Pregnancy and Dentistry

For those soon-to-be mothers, have you ever wondered whether your teeth and gums can be affected by pregnancy? As a dentist who is expecting a baby boy in January, (I am currently 6 months pregnant), I believe this article might be helpful for those who are pregnant or trying to conceive.

Planning
If you already have good hygiene habits and routinely have dental checkups, you are less likely to have dental problems during your pregnancy, though certain changes may happen anyway.
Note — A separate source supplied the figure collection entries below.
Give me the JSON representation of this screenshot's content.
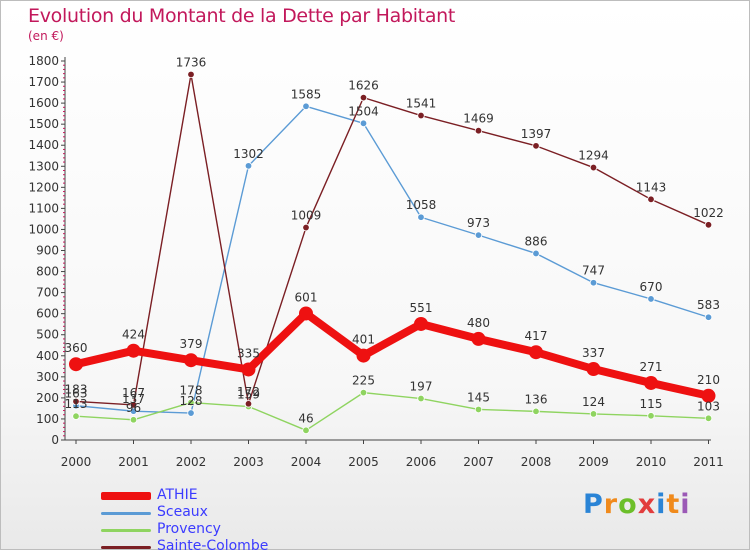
{
  "title": "Evolution du Montant de la Dette par Habitant",
  "unit_label": "(en €)",
  "logo_text": "Proxiti",
  "chart_data": {
    "type": "line",
    "title": "Evolution du Montant de la Dette par Habitant",
    "subtitle": "(en €)",
    "xlabel": "",
    "ylabel": "",
    "categories": [
      "2000",
      "2001",
      "2002",
      "2003",
      "2004",
      "2005",
      "2006",
      "2007",
      "2008",
      "2009",
      "2010",
      "2011"
    ],
    "ylim": [
      0,
      1800
    ],
    "yticks": [
      0,
      100,
      200,
      300,
      400,
      500,
      600,
      700,
      800,
      900,
      1000,
      1100,
      1200,
      1300,
      1400,
      1500,
      1600,
      1700,
      1800
    ],
    "grid": false,
    "legend_position": "bottom-left",
    "series": [
      {
        "name": "ATHIE",
        "color": "#ee1111",
        "values": [
          360,
          424,
          379,
          335,
          601,
          401,
          551,
          480,
          417,
          337,
          271,
          210
        ],
        "labels": [
          "360",
          "424",
          "379",
          "335",
          "601",
          "401",
          "551",
          "480",
          "417",
          "337",
          "271",
          "210"
        ]
      },
      {
        "name": "Sceaux",
        "color": "#5b9bd5",
        "values": [
          163,
          137,
          128,
          1302,
          1585,
          1504,
          1058,
          973,
          886,
          747,
          670,
          583
        ],
        "labels": [
          "163",
          "137",
          "128",
          "1302",
          "1585",
          "1504",
          "1058",
          "973",
          "886",
          "747",
          "670",
          "583"
        ]
      },
      {
        "name": "Provency",
        "color": "#8fd460",
        "values": [
          113,
          96,
          178,
          159,
          46,
          225,
          197,
          145,
          136,
          124,
          115,
          103
        ],
        "labels": [
          "113",
          "96",
          "178",
          "159",
          "46",
          "225",
          "197",
          "145",
          "136",
          "124",
          "115",
          "103"
        ]
      },
      {
        "name": "Sainte-Colombe",
        "color": "#7b1f24",
        "values": [
          183,
          167,
          1736,
          172,
          1009,
          1626,
          1541,
          1469,
          1397,
          1294,
          1143,
          1022
        ],
        "labels": [
          "183",
          "167",
          "1736",
          "172",
          "1009",
          "1626",
          "1541",
          "1469",
          "1397",
          "1294",
          "1143",
          "1022"
        ]
      }
    ]
  }
}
Like I always tell my pregnant patients, you should continue to brush your teeth at least twice daily with a fluoride toothpaste, floss daily, and continue to have regular checkups. Your overall health can directly affect your newborns well-being.

For those who are attempting to get pregnant, you may want to inform your dentist. That way elective procedures or procedures that involve the use of X-rays can be done before you conceive. Once you are pregnant, replacing or getting new fillings or other more complex treatments, are usually postponed until the second trimester or after the birth of your child. Your dentist may also defer some X-rays until after the birth.
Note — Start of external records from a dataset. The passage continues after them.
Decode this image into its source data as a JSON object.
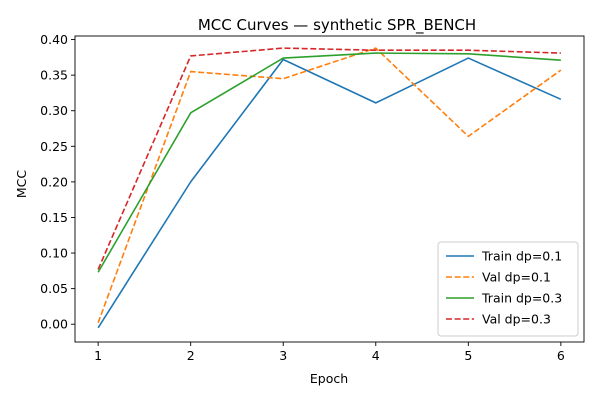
{
  "chart_data": {
    "type": "line",
    "title": "MCC Curves — synthetic SPR_BENCH",
    "xlabel": "Epoch",
    "ylabel": "MCC",
    "x": [
      1,
      2,
      3,
      4,
      5,
      6
    ],
    "xlim": [
      0.75,
      6.25
    ],
    "ylim": [
      -0.025,
      0.405
    ],
    "xticks": [
      1,
      2,
      3,
      4,
      5,
      6
    ],
    "yticks": [
      0.0,
      0.05,
      0.1,
      0.15,
      0.2,
      0.25,
      0.3,
      0.35,
      0.4
    ],
    "ytick_labels": [
      "0.00",
      "0.05",
      "0.10",
      "0.15",
      "0.20",
      "0.25",
      "0.30",
      "0.35",
      "0.40"
    ],
    "grid": false,
    "legend_position": "lower-right",
    "series": [
      {
        "name": "Train dp=0.1",
        "color": "#1f77b4",
        "dash": "solid",
        "values": [
          -0.005,
          0.2,
          0.372,
          0.311,
          0.374,
          0.316
        ]
      },
      {
        "name": "Val dp=0.1",
        "color": "#ff7f0e",
        "dash": "dashed",
        "values": [
          0.002,
          0.355,
          0.345,
          0.388,
          0.264,
          0.357
        ]
      },
      {
        "name": "Train dp=0.3",
        "color": "#2ca02c",
        "dash": "solid",
        "values": [
          0.073,
          0.297,
          0.374,
          0.381,
          0.38,
          0.371
        ]
      },
      {
        "name": "Val dp=0.3",
        "color": "#d62728",
        "dash": "dashed",
        "values": [
          0.077,
          0.377,
          0.388,
          0.385,
          0.385,
          0.381
        ]
      }
    ]
  }
}
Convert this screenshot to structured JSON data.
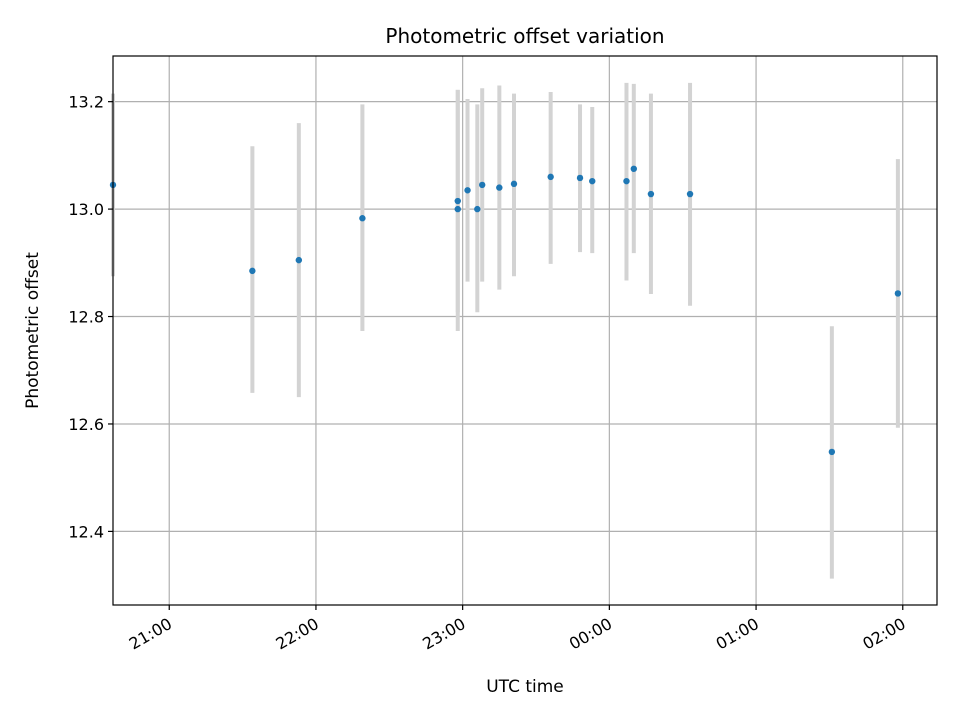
{
  "chart_data": {
    "type": "scatter",
    "title": "Photometric offset variation",
    "xlabel": "UTC time",
    "ylabel": "Photometric offset",
    "x_unit": "UTC hour:minute",
    "xlim": [
      "20:37",
      "02:14"
    ],
    "ylim": [
      12.263,
      13.285
    ],
    "x_ticks": [
      "21:00",
      "22:00",
      "23:00",
      "00:00",
      "01:00",
      "02:00"
    ],
    "y_ticks": [
      "12.4",
      "12.6",
      "12.8",
      "13.0",
      "13.2"
    ],
    "grid": true,
    "colors": {
      "point": "#1f77b4",
      "errorbar": "#d3d3d3",
      "grid": "#b0b0b0"
    },
    "points": [
      {
        "x": "20:37",
        "y": 13.045,
        "yerr_low": 12.875,
        "yerr_high": 13.215
      },
      {
        "x": "21:34",
        "y": 12.885,
        "yerr_low": 12.658,
        "yerr_high": 13.117
      },
      {
        "x": "21:53",
        "y": 12.905,
        "yerr_low": 12.65,
        "yerr_high": 13.16
      },
      {
        "x": "22:19",
        "y": 12.983,
        "yerr_low": 12.773,
        "yerr_high": 13.195
      },
      {
        "x": "22:58",
        "y": 13.015,
        "yerr_low": 12.808,
        "yerr_high": 13.222
      },
      {
        "x": "22:58",
        "y": 13.0,
        "yerr_low": 12.773,
        "yerr_high": 13.222
      },
      {
        "x": "23:02",
        "y": 13.035,
        "yerr_low": 12.865,
        "yerr_high": 13.205
      },
      {
        "x": "23:06",
        "y": 13.0,
        "yerr_low": 12.808,
        "yerr_high": 13.195
      },
      {
        "x": "23:08",
        "y": 13.045,
        "yerr_low": 12.865,
        "yerr_high": 13.225
      },
      {
        "x": "23:15",
        "y": 13.04,
        "yerr_low": 12.85,
        "yerr_high": 13.23
      },
      {
        "x": "23:21",
        "y": 13.047,
        "yerr_low": 12.875,
        "yerr_high": 13.215
      },
      {
        "x": "23:36",
        "y": 13.06,
        "yerr_low": 12.898,
        "yerr_high": 13.218
      },
      {
        "x": "23:48",
        "y": 13.058,
        "yerr_low": 12.92,
        "yerr_high": 13.195
      },
      {
        "x": "23:53",
        "y": 13.052,
        "yerr_low": 12.918,
        "yerr_high": 13.19
      },
      {
        "x": "00:07",
        "y": 13.052,
        "yerr_low": 12.867,
        "yerr_high": 13.235
      },
      {
        "x": "00:10",
        "y": 13.075,
        "yerr_low": 12.918,
        "yerr_high": 13.233
      },
      {
        "x": "00:17",
        "y": 13.028,
        "yerr_low": 12.842,
        "yerr_high": 13.215
      },
      {
        "x": "00:33",
        "y": 13.028,
        "yerr_low": 12.82,
        "yerr_high": 13.235
      },
      {
        "x": "01:31",
        "y": 12.548,
        "yerr_low": 12.312,
        "yerr_high": 12.782
      },
      {
        "x": "01:58",
        "y": 12.843,
        "yerr_low": 12.593,
        "yerr_high": 13.093
      }
    ]
  }
}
If X-rays are unavoidable, the dentist will take extra precautions to ensure you and your baby's safety. If you think you may have a dental infection, be sure you see your dentist immediately. A dental infection that goes untreated can have harmful effects on you and your baby.

Mythbusting
Pregnancy does not automatically cause damage to your teeth. It is a myth that calcium is lost from the mother's teeth during pregnancy. The calcium your baby needs is provided by your diet, not by your teeth. If dietary calcium is inadequate, your body will provide this mineral from stored reserves in your bones. This information is explained in detail through American Dental Association brochures and educational materials.

However, gum problems, vomiting and certain cravings for sugary foods could cause possible dental problems during pregnancy. Pregnant moms' hormone levels rise considerably. These hormones associated with pregnancy can make some women susceptible to gum problems that include bleeding, swelling, gingivitis (gum inflammation) or periodontal disease (this is the chronic gum infection caused by untreated gingivitis). If this happens, don't panic, but do make sure to see your dentist while continuing to maintain your oral hygiene to limit such possible issues.

Whatever you are experiencing through your pregnancy, keep in contact with your dentist and let them monitor your oral hygiene during the exciting news of your newborn on the way. Dental health is an important part of your overall health, which does have a direct effect on your child. As a dentist who is also experiencing the effects of being pregnant, I can attest personally that your body is changing in many ways, and that includes your dental needs. I share in your joy of a newborn on the way.